Soon Charlie and all his fifteen heavy tons of scaly reptilian dragoness instantly disappeared in a blinding bright light as completely as if he’d never existed at all. The walrus and his two companions were gone as well. Only a faint echo of Charlie’s voice remained for a moment as it said, “Farewell, Sir Mouse, it was nice meeting ya, kid!”
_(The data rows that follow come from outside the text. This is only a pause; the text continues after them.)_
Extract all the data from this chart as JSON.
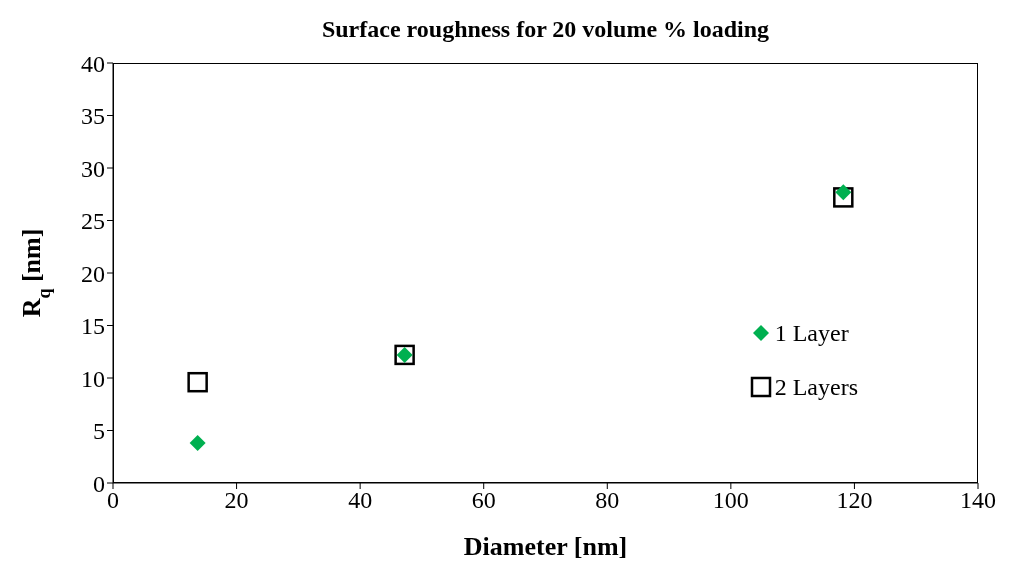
{
  "chart_data": {
    "type": "scatter",
    "title": "Surface roughness for 20 volume % loading",
    "xlabel": "Diameter [nm]",
    "ylabel": "R$_{q}$ [nm]",
    "series": [
      {
        "name": "1 Layer",
        "color": "#00b050",
        "marker": "diamond",
        "x": [
          13.7,
          47.2,
          118.2
        ],
        "values": [
          3.8,
          12.2,
          27.7
        ]
      },
      {
        "name": "2 Layers",
        "color": "#000000",
        "marker": "square",
        "x": [
          13.7,
          47.2,
          118.2
        ],
        "values": [
          9.6,
          12.2,
          27.2
        ]
      }
    ],
    "xlim": [
      0,
      140
    ],
    "xticks": [
      0,
      20,
      40,
      60,
      80,
      100,
      120,
      140
    ],
    "ylim": [
      0,
      40
    ],
    "yticks": [
      0,
      5,
      10,
      15,
      20,
      25,
      30,
      35,
      40
    ],
    "grid": false,
    "legend": "right"
  }
}
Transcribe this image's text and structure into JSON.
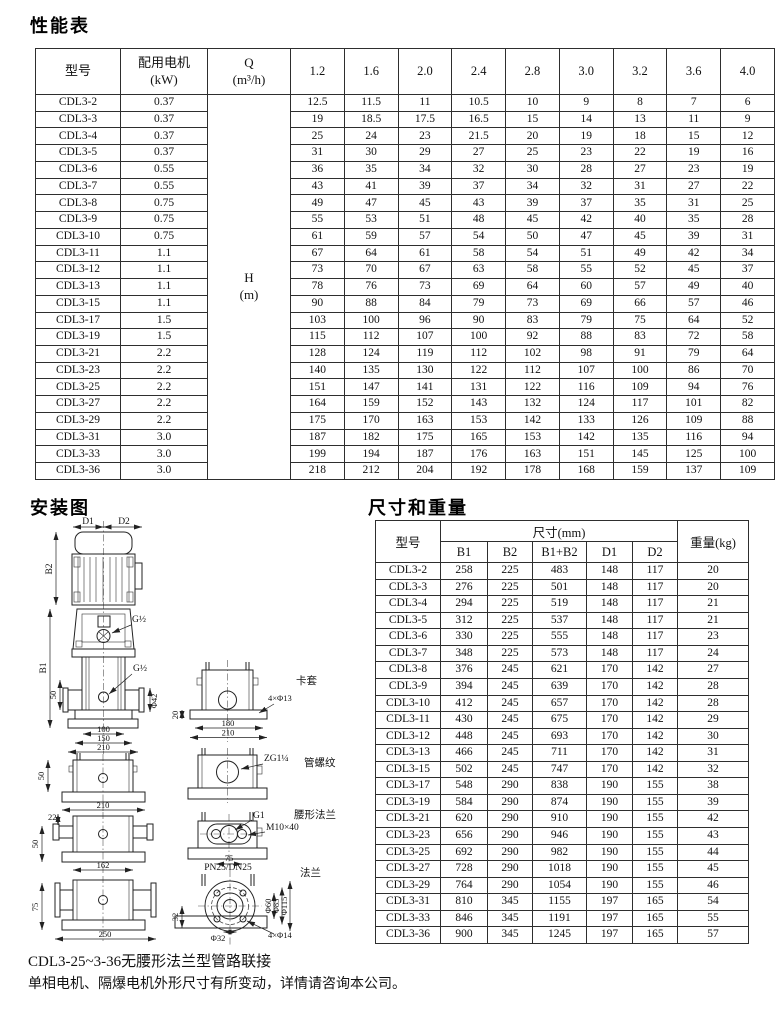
{
  "page": {
    "title_performance": "性能表",
    "title_installation": "安装图",
    "title_dimensions": "尺寸和重量",
    "footnote_line1": "CDL3-25~3-36无腰形法兰型管路联接",
    "footnote_line2": "单相电机、隔爆电机外形尺寸有所变动，详情请咨询本公司。"
  },
  "performance_table": {
    "col_model": "型号",
    "col_motor_line1": "配用电机",
    "col_motor_line2": "(kW)",
    "col_q_line1": "Q",
    "col_q_line2": "(m³/h)",
    "h_label_line1": "H",
    "h_label_line2": "(m)",
    "flow_values": [
      "1.2",
      "1.6",
      "2.0",
      "2.4",
      "2.8",
      "3.0",
      "3.2",
      "3.6",
      "4.0"
    ],
    "rows": [
      [
        "CDL3-2",
        "0.37",
        "12.5",
        "11.5",
        "11",
        "10.5",
        "10",
        "9",
        "8",
        "7",
        "6"
      ],
      [
        "CDL3-3",
        "0.37",
        "19",
        "18.5",
        "17.5",
        "16.5",
        "15",
        "14",
        "13",
        "11",
        "9"
      ],
      [
        "CDL3-4",
        "0.37",
        "25",
        "24",
        "23",
        "21.5",
        "20",
        "19",
        "18",
        "15",
        "12"
      ],
      [
        "CDL3-5",
        "0.37",
        "31",
        "30",
        "29",
        "27",
        "25",
        "23",
        "22",
        "19",
        "16"
      ],
      [
        "CDL3-6",
        "0.55",
        "36",
        "35",
        "34",
        "32",
        "30",
        "28",
        "27",
        "23",
        "19"
      ],
      [
        "CDL3-7",
        "0.55",
        "43",
        "41",
        "39",
        "37",
        "34",
        "32",
        "31",
        "27",
        "22"
      ],
      [
        "CDL3-8",
        "0.75",
        "49",
        "47",
        "45",
        "43",
        "39",
        "37",
        "35",
        "31",
        "25"
      ],
      [
        "CDL3-9",
        "0.75",
        "55",
        "53",
        "51",
        "48",
        "45",
        "42",
        "40",
        "35",
        "28"
      ],
      [
        "CDL3-10",
        "0.75",
        "61",
        "59",
        "57",
        "54",
        "50",
        "47",
        "45",
        "39",
        "31"
      ],
      [
        "CDL3-11",
        "1.1",
        "67",
        "64",
        "61",
        "58",
        "54",
        "51",
        "49",
        "42",
        "34"
      ],
      [
        "CDL3-12",
        "1.1",
        "73",
        "70",
        "67",
        "63",
        "58",
        "55",
        "52",
        "45",
        "37"
      ],
      [
        "CDL3-13",
        "1.1",
        "78",
        "76",
        "73",
        "69",
        "64",
        "60",
        "57",
        "49",
        "40"
      ],
      [
        "CDL3-15",
        "1.1",
        "90",
        "88",
        "84",
        "79",
        "73",
        "69",
        "66",
        "57",
        "46"
      ],
      [
        "CDL3-17",
        "1.5",
        "103",
        "100",
        "96",
        "90",
        "83",
        "79",
        "75",
        "64",
        "52"
      ],
      [
        "CDL3-19",
        "1.5",
        "115",
        "112",
        "107",
        "100",
        "92",
        "88",
        "83",
        "72",
        "58"
      ],
      [
        "CDL3-21",
        "2.2",
        "128",
        "124",
        "119",
        "112",
        "102",
        "98",
        "91",
        "79",
        "64"
      ],
      [
        "CDL3-23",
        "2.2",
        "140",
        "135",
        "130",
        "122",
        "112",
        "107",
        "100",
        "86",
        "70"
      ],
      [
        "CDL3-25",
        "2.2",
        "151",
        "147",
        "141",
        "131",
        "122",
        "116",
        "109",
        "94",
        "76"
      ],
      [
        "CDL3-27",
        "2.2",
        "164",
        "159",
        "152",
        "143",
        "132",
        "124",
        "117",
        "101",
        "82"
      ],
      [
        "CDL3-29",
        "2.2",
        "175",
        "170",
        "163",
        "153",
        "142",
        "133",
        "126",
        "109",
        "88"
      ],
      [
        "CDL3-31",
        "3.0",
        "187",
        "182",
        "175",
        "165",
        "153",
        "142",
        "135",
        "116",
        "94"
      ],
      [
        "CDL3-33",
        "3.0",
        "199",
        "194",
        "187",
        "176",
        "163",
        "151",
        "145",
        "125",
        "100"
      ],
      [
        "CDL3-36",
        "3.0",
        "218",
        "212",
        "204",
        "192",
        "178",
        "168",
        "159",
        "137",
        "109"
      ]
    ]
  },
  "dimensions_table": {
    "col_model": "型号",
    "col_size_group": "尺寸(mm)",
    "col_b1": "B1",
    "col_b2": "B2",
    "col_b1b2": "B1+B2",
    "col_d1": "D1",
    "col_d2": "D2",
    "col_weight": "重量(kg)",
    "rows": [
      [
        "CDL3-2",
        "258",
        "225",
        "483",
        "148",
        "117",
        "20"
      ],
      [
        "CDL3-3",
        "276",
        "225",
        "501",
        "148",
        "117",
        "20"
      ],
      [
        "CDL3-4",
        "294",
        "225",
        "519",
        "148",
        "117",
        "21"
      ],
      [
        "CDL3-5",
        "312",
        "225",
        "537",
        "148",
        "117",
        "21"
      ],
      [
        "CDL3-6",
        "330",
        "225",
        "555",
        "148",
        "117",
        "23"
      ],
      [
        "CDL3-7",
        "348",
        "225",
        "573",
        "148",
        "117",
        "24"
      ],
      [
        "CDL3-8",
        "376",
        "245",
        "621",
        "170",
        "142",
        "27"
      ],
      [
        "CDL3-9",
        "394",
        "245",
        "639",
        "170",
        "142",
        "28"
      ],
      [
        "CDL3-10",
        "412",
        "245",
        "657",
        "170",
        "142",
        "28"
      ],
      [
        "CDL3-11",
        "430",
        "245",
        "675",
        "170",
        "142",
        "29"
      ],
      [
        "CDL3-12",
        "448",
        "245",
        "693",
        "170",
        "142",
        "30"
      ],
      [
        "CDL3-13",
        "466",
        "245",
        "711",
        "170",
        "142",
        "31"
      ],
      [
        "CDL3-15",
        "502",
        "245",
        "747",
        "170",
        "142",
        "32"
      ],
      [
        "CDL3-17",
        "548",
        "290",
        "838",
        "190",
        "155",
        "38"
      ],
      [
        "CDL3-19",
        "584",
        "290",
        "874",
        "190",
        "155",
        "39"
      ],
      [
        "CDL3-21",
        "620",
        "290",
        "910",
        "190",
        "155",
        "42"
      ],
      [
        "CDL3-23",
        "656",
        "290",
        "946",
        "190",
        "155",
        "43"
      ],
      [
        "CDL3-25",
        "692",
        "290",
        "982",
        "190",
        "155",
        "44"
      ],
      [
        "CDL3-27",
        "728",
        "290",
        "1018",
        "190",
        "155",
        "45"
      ],
      [
        "CDL3-29",
        "764",
        "290",
        "1054",
        "190",
        "155",
        "46"
      ],
      [
        "CDL3-31",
        "810",
        "345",
        "1155",
        "197",
        "165",
        "54"
      ],
      [
        "CDL3-33",
        "846",
        "345",
        "1191",
        "197",
        "165",
        "55"
      ],
      [
        "CDL3-36",
        "900",
        "345",
        "1245",
        "197",
        "165",
        "57"
      ]
    ]
  },
  "diagram": {
    "labels": {
      "d1": "D1",
      "d2": "D2",
      "b1": "B1",
      "b2": "B2",
      "dim50_main": "50",
      "phi42": "Φ42",
      "dim100": "100",
      "dim150": "150",
      "dim210_main": "210",
      "g_half_1": "G½",
      "g_half_2": "G½",
      "katao": "卡套",
      "four_phi13": "4×Φ13",
      "dim20": "20",
      "dim180": "180",
      "dim210_clamp": "210",
      "dim50_mid": "50",
      "dim210_mid": "210",
      "zg114": "ZG1¼",
      "pipe_thread": "管螺纹",
      "dim22": "22",
      "dim50_low": "50",
      "dim162": "162",
      "g1": "G1",
      "m10x40": "M10×40",
      "dim75_waist": "75",
      "waist_flange": "腰形法兰",
      "dim75_bottom": "75",
      "dim250": "250",
      "pn": "PN25/DN25",
      "dim32": "32",
      "phi32": "Φ32",
      "four_phi14": "4×Φ14",
      "phi60": "Φ60",
      "phi85": "Φ85",
      "phi115": "Φ115",
      "flange": "法兰"
    }
  }
}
Dapple was left alone and happily noted that now in his own reality dragons were once more merely mythological creatures, just the stuff of fiction and dream making. As they should be. They were much too large and dangerous to be allowed lumbering around in his tiny mouse world. It was a good feeling to have things set right once again in his rodent-centered universe and he set out once more to continue his walk to his downtown office, where he was planning to get busy working on his latest book. It would be a science fiction novel about an imaginary race called homosapiens that were descendent from apes of all things—who evolved on a planet called Earth and ended up conquering the Universe. Dapple knew most of his colleagues thought such a book just wouldn’t sell. After all, who’d believe an intelligent race springing up from monkeys and apes of all things! But Dapple was determined to continue with it more than ever now, and even figured on adding a few new characters to spice it up a bit. Maybe a trans-dimensional, star-traveling walrus law enforcement officer? Maybe even give him canine and feline deputies? Finally he’d add a lost fire-breathing dragon by the name of Charlie Richfield who was looking for his home.
Dapple smiled at the though that these added elements would surely help to make his new science fiction novel more interesting and his first big bestseller.